Trend zu Negativzinsen beschleunigt sich in der Corona-Krise

09.04.2020 | 13:55

Bildquelle: ©Adobe Stock / Text: Verivox

In der Corona-Krise belasten immer mehr Banken private Sparer mit Negativzinsen. Verivox-Recherchen zeigen: Mehr als jede vierte Bank mit Negativzinsen, hat den Minuszins innerhalb des letzten Monats eingeführt.

In einem Monat 23 neue Banken mit Negativzinsen

„In der Corona-Krise hat sich der Trend zu Negativzinsen noch einmal spürbar beschleunigt“, sagt Oliver Maier, Geschäftsführer der Verivox Finanzvergleich GmbH. Insgesamt haben derzeit 80 Banken und Sparkassen Negativzinsen für Privatkunden in ihren Preisaushängen veröffentlicht. Davon haben 23 Institute die Minuszinsen seit dem 9. März eingeführt – mehr als jede Vierte.

Das Datum steht exemplarisch für den endgültigen Ausbruch der Corona-Krise in Deutschland. An diesem Tag starben in Deutschland erstmals zwei Menschen, die an Covid-19 erkrankt waren, und der Dax brach im Vergleich zum Schlusskurs der Vorwoche um 8 Prozent ein.

Nicht immer trifft es nur vermögende Sparer

„Lange Zeit wurden Negativzinsen ausschließlich auf sehr hohe Guthaben ab 100.000 Euro und mehr erhoben. Inzwischen sind aber immer häufiger auch Sparer mit kleinen und mittleren Anlagesummen betroffen“, sagt Oliver Maier.
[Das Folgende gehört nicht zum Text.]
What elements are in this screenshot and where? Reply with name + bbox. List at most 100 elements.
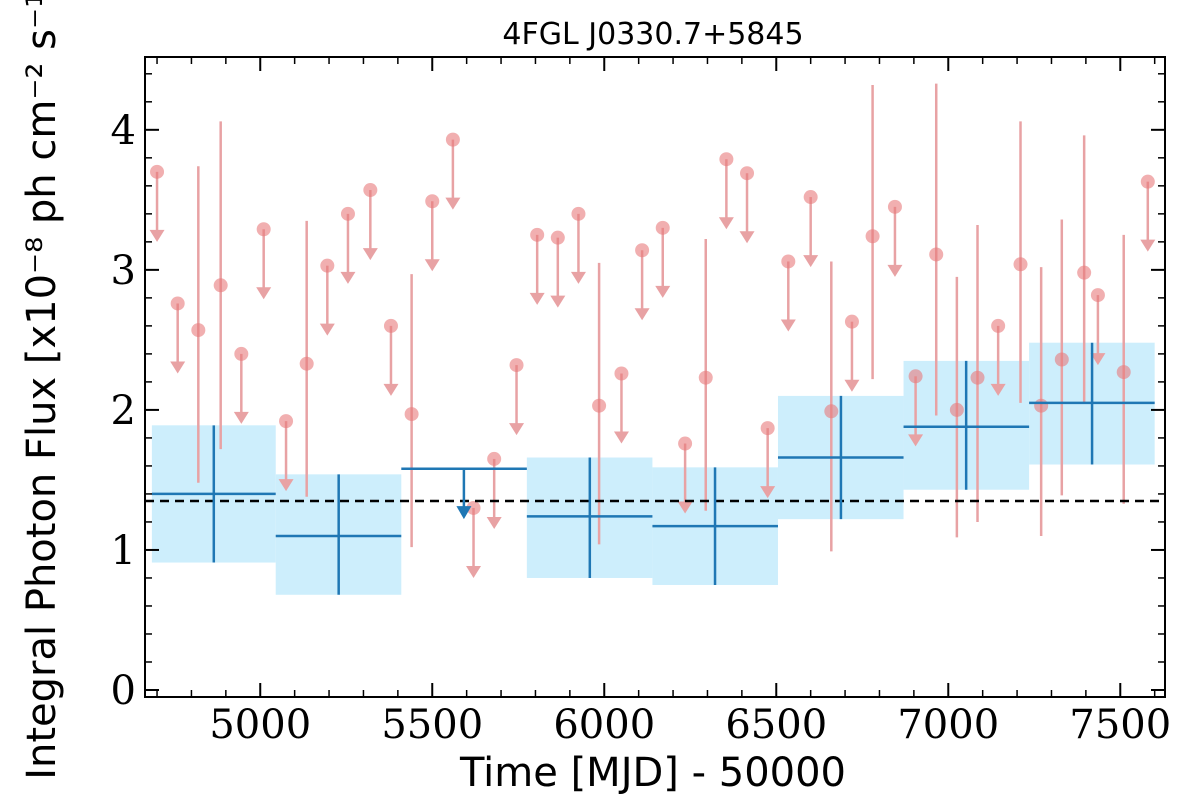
monthly-detection-point	[1054, 352, 1069, 367]
monthly-detection-point	[929, 247, 944, 262]
monthly-upper-limit-point	[635, 243, 650, 258]
x-tick-label: 5000	[209, 702, 311, 748]
monthly-upper-limit-point	[781, 254, 796, 269]
x-tick-label: 6000	[553, 702, 655, 748]
monthly-upper-limit-point	[844, 314, 859, 329]
monthly-upper-limit-arrow	[170, 361, 186, 374]
monthly-detection-point	[404, 407, 419, 422]
monthly-upper-limit-arrow	[613, 431, 629, 444]
monthly-upper-limit-point	[487, 451, 502, 466]
y-tick-label: 2	[111, 388, 136, 434]
monthly-detection-point	[698, 370, 713, 385]
monthly-detection-point	[1116, 365, 1131, 380]
monthly-upper-limit-arrow	[844, 379, 860, 392]
x-tick-label: 5500	[381, 702, 483, 748]
monthly-upper-limit-point	[571, 206, 586, 221]
monthly-upper-limit-arrow	[550, 295, 566, 308]
monthly-upper-limit-point	[256, 222, 271, 237]
plot-area	[145, 83, 1165, 595]
monthly-upper-limit-arrow	[990, 383, 1006, 396]
monthly-upper-limit-point	[1090, 288, 1105, 303]
monthly-upper-limit-arrow	[340, 271, 356, 284]
monthly-upper-limit-point	[614, 366, 629, 381]
monthly-upper-limit-point	[363, 183, 378, 198]
monthly-upper-limit-arrow	[718, 217, 734, 230]
monthly-upper-limit-arrow	[1090, 353, 1106, 366]
monthly-upper-limit-arrow	[233, 411, 249, 424]
monthly-upper-limit-arrow	[319, 323, 335, 336]
monthly-upper-limit-point	[991, 318, 1006, 333]
monthly-upper-limit-arrow	[634, 308, 650, 321]
monthly-upper-limit-arrow	[486, 516, 502, 529]
monthly-upper-limit-arrow	[677, 501, 693, 514]
y-tick-label: 0	[111, 668, 136, 714]
monthly-upper-limit-point	[383, 318, 398, 333]
monthly-upper-limit-point	[234, 346, 249, 361]
monthly-upper-limit-arrow	[383, 383, 399, 396]
monthly-upper-limit-arrow	[570, 271, 586, 284]
x-tick-label: 7500	[1069, 702, 1171, 748]
monthly-upper-limit-arrow	[278, 479, 294, 492]
monthly-upper-limit-arrow	[149, 229, 165, 242]
monthly-detection-point	[1013, 257, 1028, 272]
axes: 5000 5500 6000 6500 7000 7500 0 1 2 3 4	[111, 56, 1171, 748]
monthly-upper-limit-arrow	[256, 287, 272, 300]
monthly-upper-limit-point	[740, 166, 755, 181]
x-tick-label: 7000	[897, 702, 999, 748]
monthly-upper-limit-point	[803, 190, 818, 205]
monthly-upper-limit-point	[887, 199, 902, 214]
monthly-detection-point	[1077, 265, 1092, 280]
monthly-upper-limit-point	[509, 358, 524, 373]
monthly-upper-limit-point	[678, 436, 693, 451]
monthly-upper-limit-point	[170, 296, 185, 311]
monthly-upper-limit-arrow	[509, 423, 525, 436]
monthly-detection-point	[299, 356, 314, 371]
monthly-upper-limit-arrow	[908, 434, 924, 447]
monthly-upper-limit-point	[655, 220, 670, 235]
y-tick-label: 4	[111, 108, 136, 154]
monthly-upper-limit-point	[150, 164, 165, 179]
monthly-upper-limit-point	[550, 230, 565, 245]
monthly-detection-point	[1034, 398, 1049, 413]
y-tick-label: 1	[111, 528, 136, 574]
monthly-upper-limit-arrow	[424, 259, 440, 272]
monthly-upper-limit-arrow	[803, 255, 819, 268]
monthly-detection-point	[970, 370, 985, 385]
monthly-upper-limit-point	[908, 369, 923, 384]
monthly-upper-limit-point	[719, 152, 734, 167]
monthly-detection-point	[466, 500, 481, 515]
monthly-upper-limit-point	[760, 421, 775, 436]
monthly-upper-limit-arrow	[445, 197, 461, 210]
monthly-upper-limit-arrow	[739, 231, 755, 244]
monthly-detection-point	[865, 229, 880, 244]
monthly-upper-limit-arrow	[655, 285, 671, 298]
x-tick-label: 6500	[725, 702, 827, 748]
monthly-detection-point	[592, 398, 607, 413]
monthly-upper-limit-arrow	[760, 486, 776, 499]
monthly-upper-limit-arrow	[466, 565, 482, 578]
monthly-upper-limit-arrow	[362, 248, 378, 261]
monthly-upper-limit-point	[445, 132, 460, 147]
x-axis-label: Time [MJD] - 50000	[459, 750, 846, 796]
monthly-upper-limit-point	[1140, 174, 1155, 189]
monthly-upper-limit-arrow	[1140, 239, 1156, 252]
monthly-detection-point	[949, 402, 964, 417]
y-axis-label: Integral Photon Flux [x10⁻⁸ ph cm⁻² s⁻¹]	[19, 0, 65, 780]
monthly-upper-limit-arrow	[887, 264, 903, 277]
monthly-upper-limit-point	[425, 194, 440, 209]
plot-frame	[144, 56, 1166, 698]
monthly-detection-point	[191, 323, 206, 338]
monthly-upper-limit-point	[340, 206, 355, 221]
y-tick-label: 3	[111, 248, 136, 294]
monthly-upper-limit-point	[279, 414, 294, 429]
monthly-upper-limit-arrow	[529, 292, 545, 305]
monthly-detection-point	[824, 404, 839, 419]
monthly-detection-point	[213, 278, 228, 293]
monthly-upper-limit-point	[320, 258, 335, 273]
chart-title: 4FGL J0330.7+5845	[502, 17, 803, 52]
monthly-upper-limit-arrow	[780, 319, 796, 332]
yearly-upper-limit-arrow	[456, 506, 472, 520]
monthly-upper-limit-point	[530, 227, 545, 242]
Mindestens 15 Banken gewähren ihren Kunden deutlich weniger als 100.000 Euro Freibetrag – drei davon erheben den Negativzins ab dem ersten Euro.

Verivox recherchiert die Tagesgeldzinsen von rund 800 Banken und Sparkassen. Das ist die größte tagesaktuelle Datenbank in Deutschland. Doch nicht alle Banken veröffentlichen Negativzinsen in ihren Preisaushängen. Einige treffen stattdessen individuelle Vereinbarungen mit ihren vermögenden Kunden. Tatsächlich dürften also sogar deutlich über 80 Banken Negativzinsen verlangen.
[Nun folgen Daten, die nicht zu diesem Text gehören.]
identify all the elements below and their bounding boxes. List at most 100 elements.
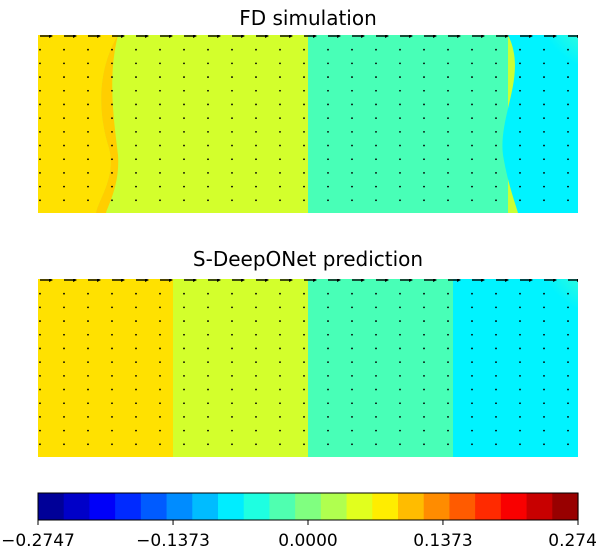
quiver-point bbox=[135, 361, 137, 364]
quiver-arrowhead bbox=[145, 279, 149, 282]
quiver-point bbox=[327, 48, 329, 51]
quiver-point bbox=[207, 347, 209, 350]
quiver-point bbox=[135, 292, 137, 295]
quiver-point bbox=[231, 429, 233, 432]
quiver-point bbox=[255, 103, 257, 106]
quiver-point bbox=[231, 333, 233, 336]
quiver-point bbox=[63, 172, 65, 174]
quiver-point bbox=[495, 185, 497, 188]
quiver-point bbox=[447, 320, 449, 322]
quiver-point bbox=[303, 185, 305, 188]
quiver-point bbox=[39, 443, 41, 446]
quiver-point bbox=[159, 185, 161, 188]
quiver-point bbox=[183, 306, 185, 309]
quiver-point bbox=[135, 89, 137, 92]
quiver-point bbox=[111, 158, 113, 161]
quiver-point bbox=[327, 172, 329, 174]
quiver-point bbox=[279, 144, 281, 147]
quiver-arrowhead bbox=[529, 35, 533, 38]
quiver-point bbox=[135, 185, 137, 188]
quiver-point bbox=[543, 103, 545, 106]
quiver-point bbox=[39, 388, 41, 391]
quiver-point bbox=[351, 320, 353, 322]
quiver-point bbox=[183, 429, 185, 432]
quiver-point bbox=[111, 89, 113, 92]
quiver-point bbox=[471, 374, 473, 377]
quiver-point bbox=[327, 416, 329, 418]
quiver-point bbox=[519, 416, 521, 418]
quiver-point bbox=[519, 199, 521, 202]
quiver-point bbox=[471, 48, 473, 51]
quiver-point bbox=[111, 402, 113, 405]
quiver-point bbox=[63, 333, 65, 336]
quiver-point bbox=[543, 130, 545, 133]
quiver-point bbox=[375, 320, 377, 322]
quiver-point bbox=[255, 130, 257, 133]
quiver-point bbox=[87, 416, 89, 418]
quiver-point bbox=[255, 333, 257, 336]
quiver-point bbox=[39, 89, 41, 92]
quiver-arrowhead bbox=[265, 35, 269, 38]
colorbar-level bbox=[115, 493, 142, 520]
quiver-arrowhead bbox=[217, 35, 221, 38]
quiver-point bbox=[39, 416, 41, 418]
quiver-point bbox=[495, 402, 497, 405]
quiver-point bbox=[303, 117, 305, 120]
heatmap-deeponet-prediction bbox=[38, 279, 578, 457]
quiver-point bbox=[495, 76, 497, 78]
quiver-point bbox=[183, 158, 185, 161]
quiver-arrowhead bbox=[97, 279, 101, 282]
quiver-point bbox=[423, 292, 425, 295]
quiver-point bbox=[519, 158, 521, 161]
quiver-point bbox=[519, 306, 521, 309]
colorbar-level bbox=[552, 493, 579, 520]
quiver-point bbox=[447, 292, 449, 295]
quiver-point bbox=[159, 89, 161, 92]
quiver-point bbox=[39, 76, 41, 78]
quiver-point bbox=[543, 333, 545, 336]
quiver-point bbox=[447, 416, 449, 418]
quiver-arrowhead bbox=[121, 279, 125, 282]
quiver-point bbox=[159, 361, 161, 364]
quiver-point bbox=[159, 306, 161, 309]
quiver-point bbox=[135, 333, 137, 336]
quiver-point bbox=[375, 144, 377, 147]
quiver-point bbox=[279, 374, 281, 377]
quiver-point bbox=[351, 333, 353, 336]
quiver-point bbox=[543, 48, 545, 51]
quiver-point bbox=[39, 158, 41, 161]
quiver-point bbox=[111, 48, 113, 51]
colorbar-tick-label: 0.2747 bbox=[548, 531, 598, 551]
quiver-arrowhead bbox=[409, 35, 413, 38]
quiver-point bbox=[543, 361, 545, 364]
quiver-point bbox=[519, 402, 521, 405]
quiver-point bbox=[351, 429, 353, 432]
quiver-point bbox=[39, 361, 41, 364]
quiver-point bbox=[375, 185, 377, 188]
quiver-point bbox=[135, 388, 137, 391]
quiver-point bbox=[87, 158, 89, 161]
quiver-point bbox=[567, 117, 569, 120]
quiver-point bbox=[63, 48, 65, 51]
quiver-point bbox=[543, 347, 545, 350]
quiver-point bbox=[423, 103, 425, 106]
quiver-point bbox=[351, 144, 353, 147]
quiver-point bbox=[63, 443, 65, 446]
quiver-point bbox=[279, 429, 281, 432]
region-center-right bbox=[308, 35, 508, 213]
quiver-arrowhead bbox=[553, 279, 557, 282]
colorbar bbox=[37, 492, 579, 521]
colorbar-level bbox=[320, 493, 348, 520]
quiver-point bbox=[543, 443, 545, 446]
quiver-point bbox=[519, 347, 521, 350]
quiver-point bbox=[135, 429, 137, 432]
quiver-arrowhead bbox=[337, 279, 341, 282]
quiver-point bbox=[375, 402, 377, 405]
quiver-point bbox=[279, 158, 281, 161]
quiver-point bbox=[399, 103, 401, 106]
quiver-point bbox=[87, 185, 89, 188]
quiver-point bbox=[39, 117, 41, 120]
quiver-point bbox=[183, 374, 185, 377]
quiver-point bbox=[255, 158, 257, 161]
quiver-point bbox=[447, 76, 449, 78]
„Null- und Negativzinsen sind kein Naturgesetz“

Wenn Geldhäuser einen neuen Negativzins einführen, gilt dieser zunächst nur für Neukunden. „Will eine Bank auch von ihren Bestandskunden Negativzinsen erheben, muss sie dies mit den Betroffenen individuell vereinbaren“, erklärt Oliver Maier. „In diesem Fall raten wir zum Wechsel. Auch im aktuellen Marktumfeld sind Null- und Negativzinsen kein Naturgesetz.“

Top-Banken im EU-Ausland gewähren aktuell 0,6 Prozent Zinsen aufs Tagesgeld. Anbieter mit deutscher Einlagensicherung zahlen in der Spitze 0,25 Prozent. Wer sein Geld für zwei Jahre fest anlegen kann, erhält bis zu 1,2 Prozent Zinsen.